I have a code that performs matrix multiplications, I decided implemeatar on gpu with kernel.cu kernel.ptx the matrix multiplications.
the kernel is generic for matrix multiplication of size (DIMX*DIMY)*(DIMY*DIMZ)
kernel:
__global__ void MatMultNoShared(float* A, float* B, float* C,
int ARows, int ACols, int BRows,
int BCols, int CRows, int CCols,
int TILE_DIM)
{
float CValue = 0;
//indice of threads
int Col = blockIdx.y*TILE_DIM + threadIdx.y;
int Row = blockIdx.x*TILE_DIM + threadIdx.x;
for(int k=0; k<(TILE_DIM + ACols-1)/TILE_DIM; k++)
{
for(int n=0;n<TILE_DIM; ++n)
{
if((k*TILE_DIM + n<ACols && Row < ARows) &&
(k*TILE_DIM + n < BRows && Col < BCols ))

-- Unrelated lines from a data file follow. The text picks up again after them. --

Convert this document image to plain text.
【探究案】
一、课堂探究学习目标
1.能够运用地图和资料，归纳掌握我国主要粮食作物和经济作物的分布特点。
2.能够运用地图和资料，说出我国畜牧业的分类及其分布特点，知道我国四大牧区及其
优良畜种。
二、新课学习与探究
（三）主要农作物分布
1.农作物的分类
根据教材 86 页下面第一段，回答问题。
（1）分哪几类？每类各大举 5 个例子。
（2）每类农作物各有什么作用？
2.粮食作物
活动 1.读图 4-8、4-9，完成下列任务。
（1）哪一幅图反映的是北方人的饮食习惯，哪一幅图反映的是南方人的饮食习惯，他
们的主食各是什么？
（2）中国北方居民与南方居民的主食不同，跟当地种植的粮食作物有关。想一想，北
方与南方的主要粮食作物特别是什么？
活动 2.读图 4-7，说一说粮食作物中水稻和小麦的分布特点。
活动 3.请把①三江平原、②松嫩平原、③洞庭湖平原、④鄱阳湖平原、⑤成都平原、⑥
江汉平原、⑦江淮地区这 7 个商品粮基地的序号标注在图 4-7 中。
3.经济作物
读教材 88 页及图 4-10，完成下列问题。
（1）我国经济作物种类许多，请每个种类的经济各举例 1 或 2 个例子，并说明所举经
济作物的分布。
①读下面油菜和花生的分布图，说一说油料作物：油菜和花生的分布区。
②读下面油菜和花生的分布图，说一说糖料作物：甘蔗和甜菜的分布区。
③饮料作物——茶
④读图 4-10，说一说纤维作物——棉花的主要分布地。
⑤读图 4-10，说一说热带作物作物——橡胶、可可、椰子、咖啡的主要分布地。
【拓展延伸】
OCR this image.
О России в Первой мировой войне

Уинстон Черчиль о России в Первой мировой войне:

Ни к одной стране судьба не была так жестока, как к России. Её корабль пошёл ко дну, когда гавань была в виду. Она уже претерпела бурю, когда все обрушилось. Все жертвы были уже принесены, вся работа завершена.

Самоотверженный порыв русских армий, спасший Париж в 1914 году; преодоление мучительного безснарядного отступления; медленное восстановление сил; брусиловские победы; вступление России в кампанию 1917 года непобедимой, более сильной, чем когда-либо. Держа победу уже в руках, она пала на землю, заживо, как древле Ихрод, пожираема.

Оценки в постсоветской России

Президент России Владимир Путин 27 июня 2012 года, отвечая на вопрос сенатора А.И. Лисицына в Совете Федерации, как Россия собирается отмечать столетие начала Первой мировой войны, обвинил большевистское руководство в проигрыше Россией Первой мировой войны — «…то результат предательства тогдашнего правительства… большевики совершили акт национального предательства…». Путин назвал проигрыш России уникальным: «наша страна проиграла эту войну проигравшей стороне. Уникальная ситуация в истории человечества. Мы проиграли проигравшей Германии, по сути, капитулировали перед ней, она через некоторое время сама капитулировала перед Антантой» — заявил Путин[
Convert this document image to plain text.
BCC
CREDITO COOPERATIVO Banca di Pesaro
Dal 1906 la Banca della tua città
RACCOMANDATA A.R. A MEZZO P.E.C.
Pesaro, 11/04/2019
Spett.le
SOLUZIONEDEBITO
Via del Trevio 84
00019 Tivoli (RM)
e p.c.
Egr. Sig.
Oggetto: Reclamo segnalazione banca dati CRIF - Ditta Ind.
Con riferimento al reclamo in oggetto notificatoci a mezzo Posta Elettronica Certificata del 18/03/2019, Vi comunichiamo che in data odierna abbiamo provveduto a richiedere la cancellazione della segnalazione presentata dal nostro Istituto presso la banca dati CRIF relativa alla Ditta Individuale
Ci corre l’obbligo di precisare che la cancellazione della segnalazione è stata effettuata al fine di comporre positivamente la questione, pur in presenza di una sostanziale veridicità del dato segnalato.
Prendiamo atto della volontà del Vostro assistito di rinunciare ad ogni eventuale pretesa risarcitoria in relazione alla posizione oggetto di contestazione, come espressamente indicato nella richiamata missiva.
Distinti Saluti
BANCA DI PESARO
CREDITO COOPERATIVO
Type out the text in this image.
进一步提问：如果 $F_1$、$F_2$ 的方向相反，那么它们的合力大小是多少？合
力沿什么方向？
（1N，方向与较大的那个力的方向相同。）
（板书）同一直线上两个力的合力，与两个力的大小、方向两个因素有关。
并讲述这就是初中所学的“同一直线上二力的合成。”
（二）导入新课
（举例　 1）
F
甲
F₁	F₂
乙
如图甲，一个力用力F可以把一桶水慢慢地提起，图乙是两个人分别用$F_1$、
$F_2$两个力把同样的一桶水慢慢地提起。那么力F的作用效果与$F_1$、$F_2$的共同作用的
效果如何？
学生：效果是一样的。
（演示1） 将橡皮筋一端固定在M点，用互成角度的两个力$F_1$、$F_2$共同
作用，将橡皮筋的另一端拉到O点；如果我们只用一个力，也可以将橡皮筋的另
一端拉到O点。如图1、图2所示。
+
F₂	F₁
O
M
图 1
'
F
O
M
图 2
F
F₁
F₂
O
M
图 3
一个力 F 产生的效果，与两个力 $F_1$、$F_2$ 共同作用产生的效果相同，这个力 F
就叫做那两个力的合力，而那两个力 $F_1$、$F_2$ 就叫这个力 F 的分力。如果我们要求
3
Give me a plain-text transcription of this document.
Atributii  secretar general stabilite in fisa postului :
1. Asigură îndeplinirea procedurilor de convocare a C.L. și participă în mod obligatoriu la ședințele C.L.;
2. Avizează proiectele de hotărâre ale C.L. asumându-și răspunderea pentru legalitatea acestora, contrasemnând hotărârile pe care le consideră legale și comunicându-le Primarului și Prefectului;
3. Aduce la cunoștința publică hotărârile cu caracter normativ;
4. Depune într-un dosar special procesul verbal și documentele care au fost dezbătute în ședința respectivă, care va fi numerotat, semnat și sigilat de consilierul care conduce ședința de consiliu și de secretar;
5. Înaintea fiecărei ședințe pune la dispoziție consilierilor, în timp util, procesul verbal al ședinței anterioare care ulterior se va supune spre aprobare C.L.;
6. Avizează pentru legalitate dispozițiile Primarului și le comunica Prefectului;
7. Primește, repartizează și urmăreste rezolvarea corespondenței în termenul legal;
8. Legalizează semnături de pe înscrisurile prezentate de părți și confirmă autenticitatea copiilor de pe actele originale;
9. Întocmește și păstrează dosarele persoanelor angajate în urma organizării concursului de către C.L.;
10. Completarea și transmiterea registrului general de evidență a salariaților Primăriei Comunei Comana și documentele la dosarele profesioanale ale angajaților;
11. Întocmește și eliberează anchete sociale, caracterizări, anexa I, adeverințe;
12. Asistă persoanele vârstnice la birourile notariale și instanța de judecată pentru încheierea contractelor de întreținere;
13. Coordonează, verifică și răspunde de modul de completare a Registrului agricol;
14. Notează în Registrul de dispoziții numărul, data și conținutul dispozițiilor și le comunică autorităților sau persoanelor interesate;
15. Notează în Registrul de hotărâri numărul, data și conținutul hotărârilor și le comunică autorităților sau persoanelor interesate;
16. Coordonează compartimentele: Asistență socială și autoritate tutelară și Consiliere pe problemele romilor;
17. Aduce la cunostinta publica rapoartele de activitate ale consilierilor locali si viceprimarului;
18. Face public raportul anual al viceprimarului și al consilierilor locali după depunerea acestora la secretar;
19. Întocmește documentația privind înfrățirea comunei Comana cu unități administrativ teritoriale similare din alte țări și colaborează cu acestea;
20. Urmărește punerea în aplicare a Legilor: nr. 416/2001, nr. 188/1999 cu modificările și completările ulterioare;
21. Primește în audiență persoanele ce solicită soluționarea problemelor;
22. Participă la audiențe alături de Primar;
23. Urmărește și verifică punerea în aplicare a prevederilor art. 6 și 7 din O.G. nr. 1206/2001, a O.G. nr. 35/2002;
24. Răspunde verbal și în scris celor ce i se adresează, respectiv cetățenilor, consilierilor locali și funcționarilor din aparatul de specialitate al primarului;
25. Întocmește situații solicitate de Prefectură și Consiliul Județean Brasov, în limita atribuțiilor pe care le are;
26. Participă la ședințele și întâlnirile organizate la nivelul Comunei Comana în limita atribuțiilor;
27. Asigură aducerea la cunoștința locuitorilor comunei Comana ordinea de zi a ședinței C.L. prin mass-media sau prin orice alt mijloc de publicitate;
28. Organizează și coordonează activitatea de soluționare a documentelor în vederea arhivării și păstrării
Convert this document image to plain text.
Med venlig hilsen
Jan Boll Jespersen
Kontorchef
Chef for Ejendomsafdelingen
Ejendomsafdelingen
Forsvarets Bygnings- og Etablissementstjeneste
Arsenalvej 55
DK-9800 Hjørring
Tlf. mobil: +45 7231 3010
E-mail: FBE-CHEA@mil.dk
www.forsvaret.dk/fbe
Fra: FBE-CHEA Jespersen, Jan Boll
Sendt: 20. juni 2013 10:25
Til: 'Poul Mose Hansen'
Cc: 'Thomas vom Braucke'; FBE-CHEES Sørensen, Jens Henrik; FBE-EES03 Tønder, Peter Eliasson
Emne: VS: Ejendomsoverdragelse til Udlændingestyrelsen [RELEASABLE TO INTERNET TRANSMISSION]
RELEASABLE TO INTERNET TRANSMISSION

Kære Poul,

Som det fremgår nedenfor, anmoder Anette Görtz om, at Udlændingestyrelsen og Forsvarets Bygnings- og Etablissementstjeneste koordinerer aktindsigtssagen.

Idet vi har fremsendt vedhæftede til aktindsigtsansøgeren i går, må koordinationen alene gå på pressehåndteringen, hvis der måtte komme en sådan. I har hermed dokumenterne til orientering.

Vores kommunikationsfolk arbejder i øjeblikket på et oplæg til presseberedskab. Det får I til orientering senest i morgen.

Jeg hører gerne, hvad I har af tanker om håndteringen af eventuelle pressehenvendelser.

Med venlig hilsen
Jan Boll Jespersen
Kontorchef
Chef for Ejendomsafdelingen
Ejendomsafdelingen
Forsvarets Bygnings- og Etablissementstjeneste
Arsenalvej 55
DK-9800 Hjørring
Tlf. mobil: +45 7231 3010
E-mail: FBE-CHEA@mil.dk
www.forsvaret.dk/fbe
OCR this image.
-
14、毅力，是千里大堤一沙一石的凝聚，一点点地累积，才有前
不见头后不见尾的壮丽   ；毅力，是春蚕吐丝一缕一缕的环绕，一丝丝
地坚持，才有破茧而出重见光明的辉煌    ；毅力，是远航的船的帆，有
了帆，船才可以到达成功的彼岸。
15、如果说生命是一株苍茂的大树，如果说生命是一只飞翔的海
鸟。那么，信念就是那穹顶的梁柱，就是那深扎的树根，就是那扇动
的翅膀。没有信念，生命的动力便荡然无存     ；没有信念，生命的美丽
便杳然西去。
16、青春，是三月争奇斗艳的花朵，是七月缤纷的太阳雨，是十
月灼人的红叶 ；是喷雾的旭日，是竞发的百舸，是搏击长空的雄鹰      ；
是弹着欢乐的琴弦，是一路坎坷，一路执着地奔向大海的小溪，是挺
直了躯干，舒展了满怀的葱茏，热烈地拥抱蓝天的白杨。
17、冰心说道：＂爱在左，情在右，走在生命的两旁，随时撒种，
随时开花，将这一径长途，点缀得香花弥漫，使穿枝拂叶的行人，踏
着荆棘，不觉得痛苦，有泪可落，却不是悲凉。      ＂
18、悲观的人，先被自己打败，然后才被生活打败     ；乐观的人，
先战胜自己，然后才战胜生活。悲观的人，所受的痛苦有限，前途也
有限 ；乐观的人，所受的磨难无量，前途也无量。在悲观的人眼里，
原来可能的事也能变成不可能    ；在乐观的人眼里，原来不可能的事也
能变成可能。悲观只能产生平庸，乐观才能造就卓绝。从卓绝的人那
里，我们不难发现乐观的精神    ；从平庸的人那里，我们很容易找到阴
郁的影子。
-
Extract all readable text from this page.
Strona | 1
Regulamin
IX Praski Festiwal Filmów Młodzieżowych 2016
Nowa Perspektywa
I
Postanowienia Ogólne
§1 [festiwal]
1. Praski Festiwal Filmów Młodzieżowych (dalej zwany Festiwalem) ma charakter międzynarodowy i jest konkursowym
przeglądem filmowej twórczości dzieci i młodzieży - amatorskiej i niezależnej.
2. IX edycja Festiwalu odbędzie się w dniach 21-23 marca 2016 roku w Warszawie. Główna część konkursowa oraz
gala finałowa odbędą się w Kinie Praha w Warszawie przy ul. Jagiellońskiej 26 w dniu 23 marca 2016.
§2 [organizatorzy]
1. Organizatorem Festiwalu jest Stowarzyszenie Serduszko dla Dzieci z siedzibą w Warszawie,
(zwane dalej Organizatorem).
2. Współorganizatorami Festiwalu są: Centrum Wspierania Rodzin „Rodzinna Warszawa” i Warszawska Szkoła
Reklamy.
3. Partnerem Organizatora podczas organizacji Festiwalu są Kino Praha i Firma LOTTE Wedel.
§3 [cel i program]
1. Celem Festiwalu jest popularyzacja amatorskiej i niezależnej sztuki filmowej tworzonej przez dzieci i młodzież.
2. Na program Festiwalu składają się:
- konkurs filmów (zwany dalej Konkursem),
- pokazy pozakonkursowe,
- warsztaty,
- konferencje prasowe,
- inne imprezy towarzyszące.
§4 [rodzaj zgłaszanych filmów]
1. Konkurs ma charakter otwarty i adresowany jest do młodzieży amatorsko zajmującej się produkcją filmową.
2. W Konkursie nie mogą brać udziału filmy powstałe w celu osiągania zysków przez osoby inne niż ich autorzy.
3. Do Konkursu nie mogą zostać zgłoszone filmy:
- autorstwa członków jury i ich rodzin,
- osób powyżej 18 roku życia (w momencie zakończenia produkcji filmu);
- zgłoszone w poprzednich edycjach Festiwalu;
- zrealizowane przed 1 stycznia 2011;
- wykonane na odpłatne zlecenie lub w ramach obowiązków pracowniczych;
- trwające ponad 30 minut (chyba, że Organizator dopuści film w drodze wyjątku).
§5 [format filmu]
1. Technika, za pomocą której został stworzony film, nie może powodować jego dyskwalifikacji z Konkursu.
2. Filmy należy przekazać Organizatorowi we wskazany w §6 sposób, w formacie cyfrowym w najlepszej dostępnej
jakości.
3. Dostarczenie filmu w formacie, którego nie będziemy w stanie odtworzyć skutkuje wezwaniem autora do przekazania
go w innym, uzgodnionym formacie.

CValue += A[Row*ACols + k*TILE_DIM + n]*B[(k*TILE_DIM + n)*BCols + Col];
}
}
if (Row < CRows && Col < CCols)
{
C[((blockIdx.y * blockDim.y + threadIdx.y)*CCols)+(blockIdx.x * blockDim.x) + threadIdx.x] = CValue;
}
}
result:
matrix | time | GFLOP
------------------------------------------------------
| gpuArray | kernel | gpuArray | kernel
1024*1024 | 0.009165 | 0.131942 | 234.195459 | 16.268014
2048*2048 | 0.049744 | 0.918414 | 345.279053 | 18.701454
3072*3072 | 0.160027 | 3.105348 | 362.267296 | 18.668641
4096*4096 | 0.375305 | 7.339200 | 366.161794 | 18.724408
this kernel(MatMultNoShared) is too slow.
kernel slow, why? I expected that the kernel was 10 times faster than the gpuArray
The second kernel is only to square matrix
#define TILE_DIM 16
__global__ void simpleMultiply(float *a, float* b, float *c, int N)
{
int ACols=N;
int row = blockIdx.y * blockDim.y + threadIdx.y;
int col = blockIdx.x * blockDim.x + threadIdx.x;
float sum = 0.0f;
for(int k=0; k<(TILE_DIM + ACols-1)/TILE_DIM; k++)
{
for (int i = 0; i < TILE_DIM; i++)
{
sum += a[row*TILE_DIM+i] * b[i*N+col];
}
}
c[row*N+col] = tanh(sum);
}
result:
matrix | time | GFLOP
------------------------------------------------------
| gpuArray | kernel | gpuArray | kernel
1024*1024 0.009609 0.006878 223.384168 312.054593
2048*2048 0.050874 0.039116 337.615311 439.097961
3072*2048 0.160703 0.123678 360.742749 468.736544
4096*2048 0.375426 0.290781 366.043310 472.596134
similar time, similar GFLOP kernel slow, why? I expected that the kernel was 10 times faster than the gpuArray
the last kernel, with shared memory
#define TILE_DIM 16
__global__ void simpleMultiply(float *a, float* b, float *c, int N)
{
int ACols=N;
__shared__ float aTile[TILE_DIM][TILE_DIM];
bTile[TILE_DIM][TILE_DIM+1];
int row = blockIdx.y * blockDim.y + threadIdx.y;
int col = blockIdx.x * blockDim.x + threadIdx.x;
float sum = 0.0f;
aTile[threadIdx.y][threadIdx.x] = a[row*TILE_DIM+threadIdx.x];
bTile[threadIdx.y][threadIdx.x] = b[threadIdx.y*N+col];
for(int k=0; k<(TILE_DIM + ACols-1)/TILE_DIM; k++)
{
aTile[threadIdx.y][threadIdx.x] = a[row*TILE_DIM+threadIdx.x];
bTile[threadIdx.y][threadIdx.x] = b[threadIdx.y*N+col];
for (int i = 0; i < TILE_DIM; i++)
{
sum += aTile[threadIdx.y][i]* b[i*N+col];
}
}
c[row*N+col] = (sum);
}
result:
matrix | time | GFLOP
------------------------------------------------------
| gpuArray | kernel | gpuArray | kernel
1024*1024 0.008948 0.008453 239.872186 253.939580
2048*2048 0.051383 0.051315 334.269557 334.712226
3072*3072 0.162450 0.167174 356.863683 346.779796
4096*4096 0.375368 0.393502 366.099592 349.228523
I don't understand, why the last kernel is slower than the previous kernel?